Les clients, ils ont leurs habitudes. Ils savent que les produits sont bons, que les pommes sont parfaites pour la compote, la rhubarbe pour la tarte, les tomates pour le coulis, les oignons ne pourrissent pas, les pommes de terre durent tout l’hiver dans le noir, le potiron pour les soupes, et les échalotes ne piquent pas… Les produits ont du goût et sont cultivés naturellement. Dans une réclame, on pourrait dire «ils sont cultivés avec amour par Yvette et Manu.»

Et il y a Yvette qui sourit toujours. Elle a une attention pour chacun de ces clients. On prend le temps de lui demander comment ça va, on lui souhaite son anniversaire, on s’inquiète de sa santé, et elle, elle nous questionne sur nos recettes. Avec l’âge, elle ne se souvient plus de tous les noms mais elle n’oublie pas les visages et les anecdotes. Le marché, c’est aussi pour elle un moyen de rencontrer du monde et de discuter. Été comme hiver, les cannes et la chaise d’Yvette sont là.

Yvette aime parler de l’actualité, de la météo, comme du passé. Avant le marché, Yvette prépare la liste de prix des produits à vendre. À chaque client, elle pose les additions et rend méticuleusement la monnaie au centimes près. Les pièces sont dans la boîte en métal et les billets dans le carnet. Il faut bien pouvoir rendre la monnaie. Manu lui aussi a ses habitudes: il salue les autres vendeurs du marché, part faire les livraisons et finit avec un café au Saint-Germain, le bistrot du coin. Après avoir rangé l’étal, le couple déjeune d’une galette-saucisse achetée sur le marché.
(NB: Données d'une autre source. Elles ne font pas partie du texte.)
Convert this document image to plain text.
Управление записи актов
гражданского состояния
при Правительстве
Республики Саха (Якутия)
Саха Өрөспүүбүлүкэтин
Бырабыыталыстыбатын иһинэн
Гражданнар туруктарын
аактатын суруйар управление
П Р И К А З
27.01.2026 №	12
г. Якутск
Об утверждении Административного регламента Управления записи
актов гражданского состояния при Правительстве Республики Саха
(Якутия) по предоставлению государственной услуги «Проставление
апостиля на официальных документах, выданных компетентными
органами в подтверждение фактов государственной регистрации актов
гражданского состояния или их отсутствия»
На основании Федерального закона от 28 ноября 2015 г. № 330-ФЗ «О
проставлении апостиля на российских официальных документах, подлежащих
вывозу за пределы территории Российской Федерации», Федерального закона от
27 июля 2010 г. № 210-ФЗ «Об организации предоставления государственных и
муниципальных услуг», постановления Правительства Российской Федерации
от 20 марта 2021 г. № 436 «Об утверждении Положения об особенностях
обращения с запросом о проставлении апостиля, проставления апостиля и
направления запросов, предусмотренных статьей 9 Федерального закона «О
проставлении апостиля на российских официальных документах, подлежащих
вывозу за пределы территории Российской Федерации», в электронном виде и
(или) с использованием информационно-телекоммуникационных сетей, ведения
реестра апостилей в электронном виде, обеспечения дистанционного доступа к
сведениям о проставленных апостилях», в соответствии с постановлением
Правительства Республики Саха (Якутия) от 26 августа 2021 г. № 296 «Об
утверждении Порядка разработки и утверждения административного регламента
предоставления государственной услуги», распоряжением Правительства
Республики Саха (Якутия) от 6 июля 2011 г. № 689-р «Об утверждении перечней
Les années passent, Yvette marche à l’aide d’appuis. En 2020, ils sont tombés tous les deux malades, puis il y a eu le confinement, le marché a été fermé. La production du jardin est de plus en plus difficile. Pendant l’hiver 2021, ils ont dû acheter plus de légumes dans le commerce. Pourtant, avec les beaux jours, ils sont de retour aux petits paniers. «Le jardin commence à donner. Cette année, les gelées tardives n’ont pas aidé, mais heureusement on a attendu les Saintes Glaces pour planter», confie Yvette.